The International Monetary Fund (IMF) said last month it had cancelled

a total of $60 million in loans to the Cambodian government since last

November, citing corruption in the timber sector.

 

Many donors to Cambodia have pressured the government to clean up

corruption in the industry, halt heavy logging, lift tax exemptions on

logging companies and improve accounting of forestry revenues.

 

The IMF had earlier recommended that the government hired a logging

monitoring company.
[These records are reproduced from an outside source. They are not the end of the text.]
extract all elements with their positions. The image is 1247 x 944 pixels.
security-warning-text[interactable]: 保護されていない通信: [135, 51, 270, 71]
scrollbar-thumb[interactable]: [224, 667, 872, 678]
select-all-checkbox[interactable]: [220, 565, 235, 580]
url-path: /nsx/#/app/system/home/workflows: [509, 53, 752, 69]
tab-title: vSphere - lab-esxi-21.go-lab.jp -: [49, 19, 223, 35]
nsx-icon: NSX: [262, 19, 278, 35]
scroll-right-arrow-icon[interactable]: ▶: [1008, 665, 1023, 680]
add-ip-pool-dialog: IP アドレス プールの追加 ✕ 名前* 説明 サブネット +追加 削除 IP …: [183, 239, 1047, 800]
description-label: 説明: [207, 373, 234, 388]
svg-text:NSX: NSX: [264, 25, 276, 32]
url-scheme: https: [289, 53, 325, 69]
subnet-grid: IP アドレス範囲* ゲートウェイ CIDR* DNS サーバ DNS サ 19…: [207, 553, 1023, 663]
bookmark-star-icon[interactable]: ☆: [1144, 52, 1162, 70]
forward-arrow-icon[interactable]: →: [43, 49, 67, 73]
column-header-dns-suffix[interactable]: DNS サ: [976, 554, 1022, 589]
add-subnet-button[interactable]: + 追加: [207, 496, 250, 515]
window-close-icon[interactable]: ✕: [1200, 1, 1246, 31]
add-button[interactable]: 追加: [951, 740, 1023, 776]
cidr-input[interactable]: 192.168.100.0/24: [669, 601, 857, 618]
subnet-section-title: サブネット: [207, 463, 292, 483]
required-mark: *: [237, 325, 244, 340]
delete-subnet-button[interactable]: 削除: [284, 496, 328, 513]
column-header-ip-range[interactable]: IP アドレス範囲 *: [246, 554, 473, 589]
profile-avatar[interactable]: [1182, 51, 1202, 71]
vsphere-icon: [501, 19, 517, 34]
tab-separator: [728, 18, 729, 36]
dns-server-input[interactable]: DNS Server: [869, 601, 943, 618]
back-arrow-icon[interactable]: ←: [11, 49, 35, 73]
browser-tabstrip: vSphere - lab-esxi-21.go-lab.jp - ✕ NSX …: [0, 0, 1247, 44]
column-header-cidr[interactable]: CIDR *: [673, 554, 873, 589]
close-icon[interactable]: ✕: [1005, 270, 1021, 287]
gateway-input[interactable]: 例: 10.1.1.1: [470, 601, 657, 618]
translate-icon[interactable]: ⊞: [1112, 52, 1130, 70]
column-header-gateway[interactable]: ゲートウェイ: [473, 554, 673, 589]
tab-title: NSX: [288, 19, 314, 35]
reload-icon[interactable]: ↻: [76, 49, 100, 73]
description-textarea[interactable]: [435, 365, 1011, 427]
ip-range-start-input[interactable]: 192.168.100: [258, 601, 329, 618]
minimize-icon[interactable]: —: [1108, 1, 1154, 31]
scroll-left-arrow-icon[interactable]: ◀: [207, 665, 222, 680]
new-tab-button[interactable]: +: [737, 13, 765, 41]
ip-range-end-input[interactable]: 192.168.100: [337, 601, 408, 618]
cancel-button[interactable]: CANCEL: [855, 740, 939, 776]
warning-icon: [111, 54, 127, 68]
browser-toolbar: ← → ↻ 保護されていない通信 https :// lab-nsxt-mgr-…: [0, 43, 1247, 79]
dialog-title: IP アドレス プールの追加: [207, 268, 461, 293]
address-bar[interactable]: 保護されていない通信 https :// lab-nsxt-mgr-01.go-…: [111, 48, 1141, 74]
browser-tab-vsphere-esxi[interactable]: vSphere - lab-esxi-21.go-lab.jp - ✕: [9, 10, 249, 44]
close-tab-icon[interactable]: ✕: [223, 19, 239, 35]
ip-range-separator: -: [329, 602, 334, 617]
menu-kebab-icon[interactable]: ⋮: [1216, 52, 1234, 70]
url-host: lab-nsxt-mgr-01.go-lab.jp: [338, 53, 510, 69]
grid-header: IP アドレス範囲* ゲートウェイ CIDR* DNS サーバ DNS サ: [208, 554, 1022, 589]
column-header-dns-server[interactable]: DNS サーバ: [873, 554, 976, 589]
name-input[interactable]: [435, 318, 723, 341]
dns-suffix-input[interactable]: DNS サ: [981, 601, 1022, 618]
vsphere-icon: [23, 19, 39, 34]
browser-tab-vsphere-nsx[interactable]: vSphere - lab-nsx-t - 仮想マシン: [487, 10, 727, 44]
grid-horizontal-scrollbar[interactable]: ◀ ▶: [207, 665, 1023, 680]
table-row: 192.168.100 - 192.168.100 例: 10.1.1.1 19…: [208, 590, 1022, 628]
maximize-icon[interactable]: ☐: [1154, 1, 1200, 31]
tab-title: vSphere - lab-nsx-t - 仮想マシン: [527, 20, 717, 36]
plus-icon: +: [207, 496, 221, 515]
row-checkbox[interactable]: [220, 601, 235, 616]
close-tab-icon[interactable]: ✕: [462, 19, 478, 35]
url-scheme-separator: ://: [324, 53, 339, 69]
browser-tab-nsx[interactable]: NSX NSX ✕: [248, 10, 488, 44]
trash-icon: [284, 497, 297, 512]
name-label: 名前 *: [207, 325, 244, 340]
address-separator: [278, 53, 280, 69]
It said the government had lost revenues of more

than $100 million due to illegal logging in 1996, equivalent to more

than a third of total budget revenue last year.

 

The World Bank, which takes its lead from the IMF, has declined to

renew a budgetary support programme.

 

While DAI was expected to recommend ways to rein in illegal logging,

the company has not yet agreed to implement a policy, agriculture

officials said.

 

Private companies have shunned requests to enforce Cambodia's forestry

policy.

 

The Swiss firm Societe Generale de Surveillance (SGS) was chosen to

monitor logging last year, but pulled out of the deal in January over

concerns it would be expected to enforce Cambodia's forestry policies.

 

Cambodia, once one of the world's most heavily forested countries, has

seen its forest cover halved since the 1970s, to roughly 30 percent of

the country from 74 percent two decades ago. Land in most of the

country's remaining forests, with the exception of several national

parks, have been awarded to private logging companies.